Because you are printing the value and not the address.

names[i] // Value

&names[i] // Address

Originally Posted by stahta01

Because you are printing the value and not the address.

names[i] // Value
&names[i] // Address

Nope... in this case 'names' is converted to a pointer and each element of the array is a pointer too...
To print a pointer, use %p, not %u.

More: There is no garantees where the compier will allocate the blocks of data, except for the individual string literals and the elements of array 'names' itself... In the example:

Code:

char *names[] = {  "t", "th", "str" };

The blocks 't\0', 'th\0' and 'str\0' could be allocated out of sequence. In assembly, the compiler could choose to do something like this:

Code:

section .data
str.names0:  db  't',0
i:           dd 0
str.names1:  db  't','h',0
names:       dq  str.names0, str.names1, str.names2
str.names2:  db  's', 't', 'r', 0

Except for the fact that 'str.names0', 'str.names1' and str.names2' are allocated in a different segment (.rodata), but, disconsidering this detail, the choice, above is still valid.

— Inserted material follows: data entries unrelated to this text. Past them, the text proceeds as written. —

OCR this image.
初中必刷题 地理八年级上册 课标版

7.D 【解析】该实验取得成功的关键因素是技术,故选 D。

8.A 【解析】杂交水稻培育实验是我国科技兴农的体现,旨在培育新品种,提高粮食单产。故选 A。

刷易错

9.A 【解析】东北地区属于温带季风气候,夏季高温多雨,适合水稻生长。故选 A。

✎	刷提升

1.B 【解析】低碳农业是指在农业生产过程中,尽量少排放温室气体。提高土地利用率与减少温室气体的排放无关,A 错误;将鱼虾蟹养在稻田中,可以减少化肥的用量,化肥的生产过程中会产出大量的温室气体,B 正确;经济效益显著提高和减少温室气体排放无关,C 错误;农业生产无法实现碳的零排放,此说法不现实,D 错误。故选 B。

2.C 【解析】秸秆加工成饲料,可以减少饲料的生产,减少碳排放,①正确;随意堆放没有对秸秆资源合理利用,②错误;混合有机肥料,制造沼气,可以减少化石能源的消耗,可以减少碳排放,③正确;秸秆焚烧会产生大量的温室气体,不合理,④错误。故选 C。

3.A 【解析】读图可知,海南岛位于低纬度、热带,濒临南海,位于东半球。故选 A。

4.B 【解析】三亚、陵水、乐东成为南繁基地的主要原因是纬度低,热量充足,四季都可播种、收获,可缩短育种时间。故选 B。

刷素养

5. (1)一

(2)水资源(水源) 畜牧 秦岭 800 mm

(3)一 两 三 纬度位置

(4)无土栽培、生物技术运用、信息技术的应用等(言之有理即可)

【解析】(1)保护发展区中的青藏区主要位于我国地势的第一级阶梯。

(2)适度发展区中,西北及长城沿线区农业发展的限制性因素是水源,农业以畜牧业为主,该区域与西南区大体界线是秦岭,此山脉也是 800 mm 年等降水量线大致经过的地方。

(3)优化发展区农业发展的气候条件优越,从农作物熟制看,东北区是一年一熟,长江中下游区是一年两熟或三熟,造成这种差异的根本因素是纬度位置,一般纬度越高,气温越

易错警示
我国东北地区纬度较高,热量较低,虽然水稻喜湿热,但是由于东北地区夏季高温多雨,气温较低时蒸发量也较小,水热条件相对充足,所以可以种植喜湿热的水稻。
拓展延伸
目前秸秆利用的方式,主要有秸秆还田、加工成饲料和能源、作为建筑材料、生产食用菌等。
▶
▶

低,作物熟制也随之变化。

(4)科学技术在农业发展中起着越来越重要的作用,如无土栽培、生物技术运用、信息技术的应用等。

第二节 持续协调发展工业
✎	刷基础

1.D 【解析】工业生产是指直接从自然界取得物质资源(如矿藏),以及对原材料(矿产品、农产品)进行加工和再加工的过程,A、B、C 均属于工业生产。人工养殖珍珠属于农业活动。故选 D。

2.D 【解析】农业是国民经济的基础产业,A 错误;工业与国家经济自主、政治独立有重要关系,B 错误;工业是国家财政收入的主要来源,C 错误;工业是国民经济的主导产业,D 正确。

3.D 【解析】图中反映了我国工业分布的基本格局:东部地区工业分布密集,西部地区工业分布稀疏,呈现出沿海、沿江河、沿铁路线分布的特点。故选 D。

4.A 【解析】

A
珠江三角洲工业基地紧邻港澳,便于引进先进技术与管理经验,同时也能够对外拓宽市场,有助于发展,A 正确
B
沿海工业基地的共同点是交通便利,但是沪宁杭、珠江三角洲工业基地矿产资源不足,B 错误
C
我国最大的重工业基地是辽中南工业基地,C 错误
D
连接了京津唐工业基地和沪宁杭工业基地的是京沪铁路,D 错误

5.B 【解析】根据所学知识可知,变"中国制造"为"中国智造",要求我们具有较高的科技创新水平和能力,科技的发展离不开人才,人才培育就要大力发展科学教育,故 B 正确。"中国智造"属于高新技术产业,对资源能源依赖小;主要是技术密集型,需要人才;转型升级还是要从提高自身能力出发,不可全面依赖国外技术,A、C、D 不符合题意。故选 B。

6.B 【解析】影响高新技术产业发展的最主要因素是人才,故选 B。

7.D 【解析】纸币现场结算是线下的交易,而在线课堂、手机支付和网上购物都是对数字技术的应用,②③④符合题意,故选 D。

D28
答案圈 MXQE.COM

PS: Ok... i (if no otimizations were enabled) and names would be allocated on stack, but you get my point, don't ya?

Originally Posted by karthigan

Thank you for the detailed explanation! I used %p to print the pointer. And in this case, it is indeed continuous allocation - see output below:

Base Address of names : 0x561e9e1737d8
Base Address of string:0: 0x561e9e1737d8
Base Address of string:1: 0x561e9e1737da
Base Address of string:2: 0x561e9e1737dd

You're welcome.... But keep this in mind... it is not garanteed you got an sequential allocation, except for the array and individual string literals (which are pointers to arrays as well).

If you need that kind of garantee you could do:

Code:

static char *s = "t\0th\0str";
char *names[] = { s, s + 2, s + 5 };

And you are, still, doing something wrong... 'names' is allocated on stack, and its elements on .rodata section. They have different addresses:

Code:

#include <stdio.h>

int main( void )
{
  int i;
  char *names[] = { "t", "th", "str" };

  printf( "%p\n", names );

  for ( i = 0; i < 3; i++)
    printf( "%p\n", names[i] );
}

Compiling and running (x86-64):

Code:

$ cc -O2 -o test test.c
$ ./test
0x7ffc1c0d7620
0x55ff8695b804
0x55ff8695b806
0x55ff8695b809

Notice the different address form of 'names' (the first value).

Maybe drawing makes easier to see why 'name' and each element from the 'name' array cannot share their addresses:



I'm not having fun at your expense here... drawing really helps a lot!